Le Québec peut-il se libérer en prenant en main son État

Nous posons que l'essor pris par l'État du Québec depuis le milieu des années 1950 jusqu'à l'arrivée au pouvoir à Ottawa de Pierre-Elliott Trudeau ne dépend que partiellement de la volonté des élites politiques du Québec. Cet essor n'aurait jamais pu se produire sans un contexte canadien et international qui lui était favorable. Le premier phénomène, de nature interne, est le fédéralisme d'ouverture pratiqué par Ottawa, qui ne s'est pas objecté à plusieurs initiatives innovantes du Québec. Il a même collaboré avec lui pour les mettre en place. Le deuxième phénomène tient de l'atmosphère dans les pays occidentaux quant à la construction de l'État providence de l'après guerre. L'essor de l'État québécois tient certes à la manifestation d'une puissance nouvellement acquise, mais très conjoncturelle.  Cet essor s'inscrit d'abord dans la montée technocratique au sein des états et de la nouvelle mission sociale qu'ils s'attribuaient à cette époque. Finalement, le boom démographique de l'après guerre vient compléter le portrait des conditions facilitantes.

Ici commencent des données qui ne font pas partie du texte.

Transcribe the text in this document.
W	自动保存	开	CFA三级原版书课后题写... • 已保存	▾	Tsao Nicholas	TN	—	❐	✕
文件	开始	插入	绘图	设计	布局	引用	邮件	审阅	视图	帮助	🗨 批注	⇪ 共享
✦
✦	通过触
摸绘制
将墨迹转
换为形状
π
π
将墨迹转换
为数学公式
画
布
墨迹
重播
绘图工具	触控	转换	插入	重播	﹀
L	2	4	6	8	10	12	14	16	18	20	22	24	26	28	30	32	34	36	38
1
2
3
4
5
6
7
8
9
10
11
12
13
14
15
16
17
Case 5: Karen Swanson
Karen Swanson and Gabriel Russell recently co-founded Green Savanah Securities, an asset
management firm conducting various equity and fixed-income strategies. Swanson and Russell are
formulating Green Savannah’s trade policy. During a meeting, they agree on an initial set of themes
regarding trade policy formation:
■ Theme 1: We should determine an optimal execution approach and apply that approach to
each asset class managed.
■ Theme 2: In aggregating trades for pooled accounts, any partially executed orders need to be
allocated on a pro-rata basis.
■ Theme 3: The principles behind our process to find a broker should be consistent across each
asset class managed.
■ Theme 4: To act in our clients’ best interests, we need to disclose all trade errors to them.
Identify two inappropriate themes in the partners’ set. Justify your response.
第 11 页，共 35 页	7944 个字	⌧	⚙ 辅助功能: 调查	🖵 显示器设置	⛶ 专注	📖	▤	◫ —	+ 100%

Il convient de ne pas faire d'anachronismes avec ces circonstances du passé qui ne peuvent être de nouveau réunies aujourd'hui. Nous ne pouvons compter sur la reprise en main de notre État provincial, que nous n'avons d'ailleurs jamais tenu franchement. La prise de nouvelles initiatives et l'utilisation de la clause dérogatoire par un gouvernement du Québec risquerait fort de provoquer un face à face avec l'État fédéral, l'intervention de la cour suprême et, à la clé, un blocage  constitutionnel. Ce qui est donc à l'ordre du jour c'est de se préparer à d'incontournables négociations constitutionnelles. C'est à travers ce processus pacifique et légitime qu'un changement de statut pourrait conduire à l'égalité des nations au sein du Canada. Une promesse évoquée en 1867 et qui reste encore à tenir.